Christina-Kang commented 5 years ago

Thank you for reporting this error! We will take a look and get back soon. In the mean time, since you are on Windows, you can consider trying the PowerShell client to unblock you.

sealbus commented 5 years ago

Thanks for you reply, i execute sfctl on windows environment, but my Service Fabric Cluster is on Linux... According to https://docs.microsoft.com/en-us/azure/service-fabric/service-fabric-linux-windows-differences Restart-ServiceFabricPartition not work against a Linux Service Fabric cluster.

Christina-Kang commented 5 years ago

Hi @sealbus,

This doesn't look like an issue with sfctl itself. Could you please share service fabric traces for your cluster? They are located at C:\SfDevCluster\Log\Traces and will have a naming starting with fabric_traces_... along with an approximate time frame of when the operation took place.

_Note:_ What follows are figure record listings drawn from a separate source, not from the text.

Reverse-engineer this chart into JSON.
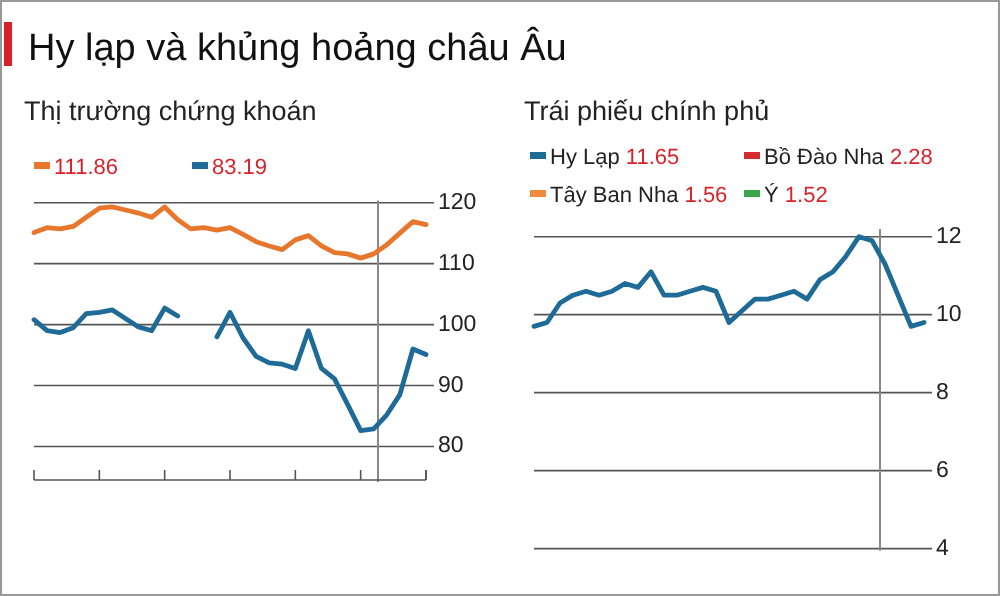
{
  "chart_data": [
    {
      "type": "line",
      "title": "Hy lạp và khủng hoảng châu Âu",
      "subtitle": "Thị trường chứng khoán",
      "categories": [
        null,
        null,
        null,
        null,
        null,
        null,
        null,
        null,
        null,
        null,
        null,
        null,
        null,
        null,
        null,
        null,
        null,
        null,
        null,
        null,
        null,
        null,
        null,
        null,
        null,
        null,
        null,
        null,
        null,
        null,
        null
      ],
      "ylim": [
        74.5,
        121
      ],
      "yticks": [
        80,
        90,
        100,
        110,
        120
      ],
      "grid": "y",
      "annotations": [
        "111.86",
        "83.19"
      ],
      "series": [
        {
          "color": "#e8772e",
          "values": [
            115.1,
            115.9,
            115.7,
            116.1,
            117.6,
            119.1,
            119.3,
            118.8,
            118.3,
            117.6,
            119.3,
            117.2,
            115.7,
            115.9,
            115.5,
            115.9,
            114.8,
            113.6,
            112.9,
            112.3,
            113.9,
            114.6,
            112.9,
            111.8,
            111.6,
            110.9,
            111.6,
            113.1,
            115,
            116.9,
            116.4
          ]
        },
        {
          "color": "#1f6b98",
          "values": [
            100.8,
            99,
            98.7,
            99.5,
            101.8,
            102,
            102.4,
            101,
            99.6,
            99,
            102.7,
            101.4,
            null,
            null,
            98,
            102,
            97.8,
            94.8,
            93.7,
            93.5,
            92.8,
            99,
            92.8,
            91.1,
            86.9,
            82.6,
            82.9,
            85.2,
            88.5,
            96,
            95.1
          ]
        }
      ]
    },
    {
      "type": "line",
      "subtitle": "Trái phiếu chính phủ",
      "categories": [
        null,
        null,
        null,
        null,
        null,
        null,
        null,
        null,
        null,
        null,
        null,
        null,
        null,
        null,
        null,
        null,
        null,
        null,
        null,
        null,
        null,
        null,
        null,
        null,
        null,
        null,
        null,
        null,
        null,
        null,
        null
      ],
      "ylim": [
        4,
        12.3
      ],
      "yticks": [
        4,
        6,
        8,
        10,
        12
      ],
      "grid": "y",
      "legend": "top",
      "annotations": [
        "11.65",
        "2.28",
        "1.56",
        "1.52"
      ],
      "series": [
        {
          "name": "Hy Lạp",
          "color": "#1f6b98",
          "values": [
            9.7,
            9.8,
            10.3,
            10.5,
            10.6,
            10.5,
            10.6,
            10.8,
            10.7,
            11.1,
            10.5,
            10.5,
            10.6,
            10.7,
            10.6,
            9.8,
            10.1,
            10.4,
            10.4,
            10.5,
            10.6,
            10.4,
            10.9,
            11.1,
            11.5,
            12,
            11.9,
            11.3,
            10.5,
            9.7,
            9.8
          ]
        },
        {
          "name": "Bồ Đào Nha",
          "color": "#d62b2b",
          "values": [
            null,
            null,
            null,
            null,
            null,
            null,
            null,
            null,
            null,
            null,
            null,
            null,
            null,
            null,
            null,
            null,
            null,
            null,
            null,
            null,
            null,
            null,
            null,
            null,
            null,
            null,
            null,
            null,
            null,
            null,
            null
          ]
        },
        {
          "name": "Tây Ban Nha",
          "color": "#f08a3c",
          "values": [
            null,
            null,
            null,
            null,
            null,
            null,
            null,
            null,
            null,
            null,
            null,
            null,
            null,
            null,
            null,
            null,
            null,
            null,
            null,
            null,
            null,
            null,
            null,
            null,
            null,
            null,
            null,
            null,
            null,
            null,
            null
          ]
        },
        {
          "name": "Ý",
          "color": "#3aa84a",
          "values": [
            null,
            null,
            null,
            null,
            null,
            null,
            null,
            null,
            null,
            null,
            null,
            null,
            null,
            null,
            null,
            null,
            null,
            null,
            null,
            null,
            null,
            null,
            null,
            null,
            null,
            null,
            null,
            null,
            null,
            null,
            null
          ]
        }
      ]
    }
  ]
}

Is this a secure local cluster?

Another thing I wanted to double check is the port. I see that yours is set to 19081 - is this intentionally done? By default, we expect it to be 19080 if you are using all default settings.

Thanks!

MZDN commented 5 years ago

same issue when run command: sudo sfctl chaos get

Christina-Kang commented 5 years ago

Thank you, @MZDN for reporting! Taking a look

Christina-Kang commented 5 years ago

@MZDN can you share some additional info please? Are you also running sfctl version 7.1.0 and runtime 6.4? Which Python version are you using? Can you also double check that fault analysis service is enabled on your cluster? This will be in the cluster manifest as Section Name="FaultAnalysisService" with parameters MinReplicaSetSizeand TargetReplicaSetSize. The section will be under FabricSettings. If not enabled, can you enable it and try the get command again? Thanks!